Canning Bone Broth - An introduction.

Canning Bone Broth - An introduction.

Nov 11, 2023Anneliese Walker

When I fell ill in 2016 I soon learned the magic of bone broth. After we built our house in 2018, our lack of freezer space made it clear we needed to figure something else out. Canning meat, broth, or soups really used to freak me out. I loved the concept but did not trust the process. I did lots of research before I started, but have found that the USDA guidelines and my user manual for my canner were the most straightforward resources.

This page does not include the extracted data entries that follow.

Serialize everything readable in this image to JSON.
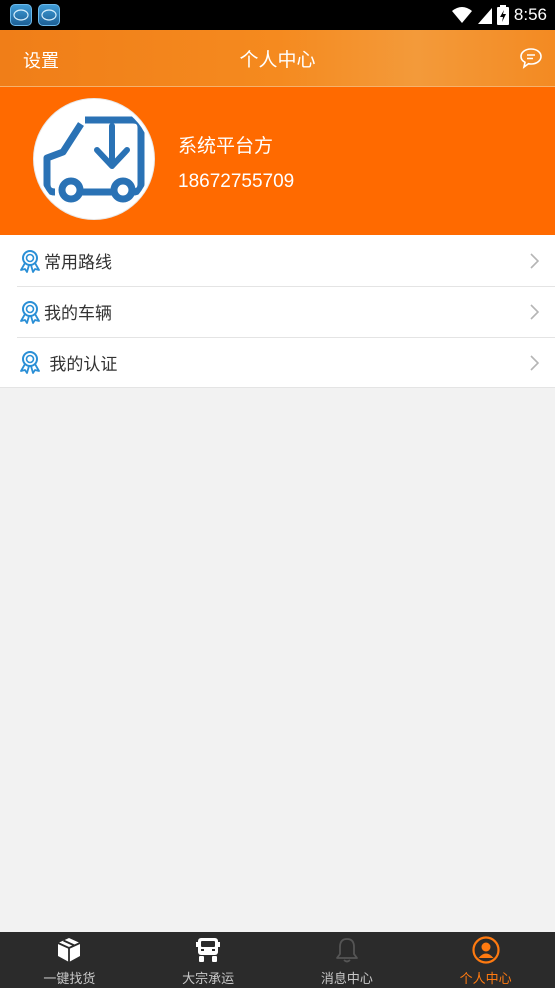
{
  "status_bar": {
    "time": "8:56",
    "notification_icons": [
      "app-notification-icon",
      "app-notification-icon"
    ]
  },
  "header": {
    "settings_label": "设置",
    "title": "个人中心",
    "chat_icon": "chat-bubble-icon"
  },
  "profile": {
    "name": "系统平台方",
    "phone": "18672755709",
    "avatar_icon": "truck-download-icon"
  },
  "menu": {
    "items": [
      {
        "label": "常用路线",
        "icon": "badge-icon"
      },
      {
        "label": "我的车辆",
        "icon": "badge-icon"
      },
      {
        "label": " 我的认证",
        "icon": "badge-icon"
      }
    ]
  },
  "bottom_nav": {
    "items": [
      {
        "label": "一键找货",
        "icon": "box-icon",
        "active": false
      },
      {
        "label": "大宗承运",
        "icon": "truck-icon",
        "active": false
      },
      {
        "label": "消息中心",
        "icon": "bell-icon",
        "active": false
      },
      {
        "label": "个人中心",
        "icon": "user-circle-icon",
        "active": true
      }
    ]
  },
  "colors": {
    "header": "#f58a1f",
    "profile_bg": "#ff6a00",
    "accent_blue": "#2a72b5",
    "nav_bg": "#2b2b2b",
    "nav_active": "#ff7a10"
  }
}
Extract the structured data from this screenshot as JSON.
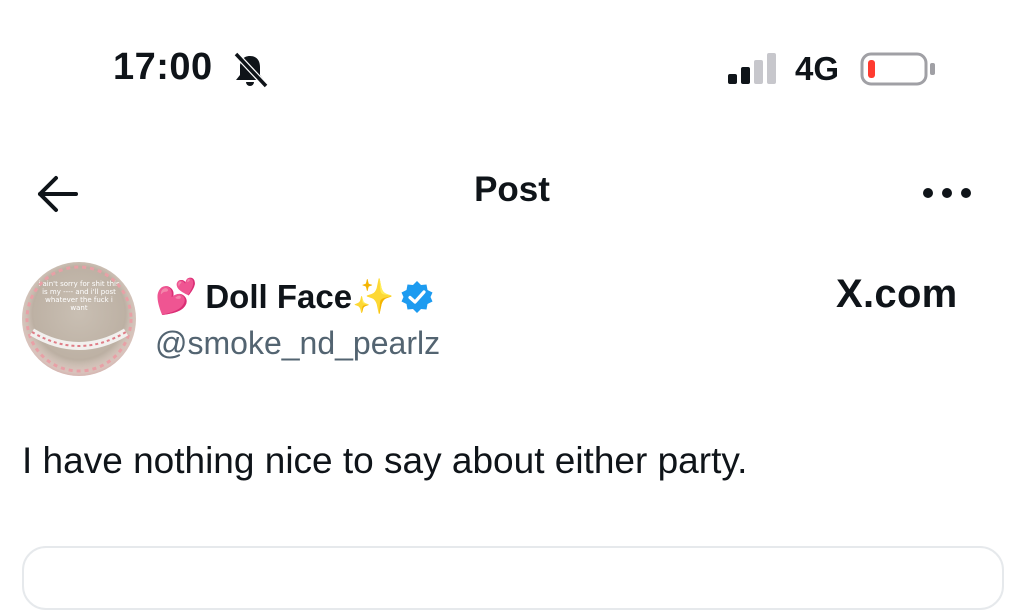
{
  "status_bar": {
    "time": "17:00",
    "network": "4G",
    "battery_level": 0.08,
    "signal_bars_active": 2,
    "signal_bars_total": 4
  },
  "header": {
    "title": "Post"
  },
  "post": {
    "author": {
      "name": "Doll Face",
      "name_prefix_emoji": "💕",
      "name_suffix_emoji": "✨",
      "handle": "@smoke_nd_pearlz",
      "verified": true,
      "avatar_text": "i ain't sorry for shit this is my ---- and i'll post whatever the fuck i want"
    },
    "source_brand": "X.com",
    "text": "I have nothing nice to say about either party."
  },
  "colors": {
    "verified_blue": "#1d9bf0",
    "secondary_text": "#536471",
    "battery_low": "#ff3b30"
  }
}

If you are going to can animal products, you will need to pressure can them. We have an antique pressure canner that we inherited from George's Grandma and I love it. If you do not have a pressure canner, you can get them at Fleet Farm - lot's of bloggers recommend the All-American pressure canners which you can easily order online.

Canning Bone Broth

  1. Start by making your bone broth. 
  2. Clean and inspect your jars - Look for nicks, cracks, and imperfections. I clean my jars in extremely hot water with Dawn Dishsoap, then keep them warm in clean hot water. 
  3. Fill jars until there is 1 1/4" of headspace in the jar. I prefer to wipe the rim with a vinegar soaked paper towel before I put a can top and ring on finger tight. 
  4. Fill your canner with cans and put 2-3" of water in the canner with the cans. (DO NOT COVER the cans with water - water bathing is for veggies/jams/jellies.)
  5. Follow your manufacturer instructions on venting and pressurizing your canner - My canner has a peacock. Once steam is steadily coming out of the peacock I let is steam (vent) for 10 minutes.
  6. Once my canner has vented for 10 minutes, I close the peacock and wait for my canner to achieve the correct pressure. See your canner instructions or USDA guidelines for pressure and timing based on jar size and food type. 
  7. Once the canner has achieved pressure, I turn down my stove to stall the canner at the correct temperature - This may take some fiddling around if atmospheric pressure is wonky that day, or if you are trying to can on an electric stove. 
  8. I usually check my canner every 5-10 minutes while the canner is under pressure to make sure it's maintaining a safe level. If I am going to reload the canner again, this is when I start preheating my cans in ultra hot water so the cans don't crack when I put them in the hot canner. 
  9. When the cooking time is up, I shut off my burner then either...
    • Carefully open the peacock to let off steam so I can load with my next batch of cans OR
    • if it's my last batch of cans, I'll just leave it sit to naturally release as it cools down. 
  10. Take the lid off the canner and pull the cans out using a canning tongs. I place my cans upright on a bath towel on my counter.
  11. Reload the canner with prewarmed cans, and follow steps 4-10 again. 
  12. Label your cans noting the contents and day that they were processed.


  • Not all cans will seal on the first try. If your cans to do not seal properly, you can re-process them within 24 hours of the original attempt. Honestly we normally just eat them right away so we don't have to worry about it. 
  • If you have hard water you may see a white film develop on the outside of your jars after they have been pulled out. This is just hard water deposits. I usually wash mine off the next day when everything is cooled. 
  • Store cans in a cool, dry, temperature controlled/stable area.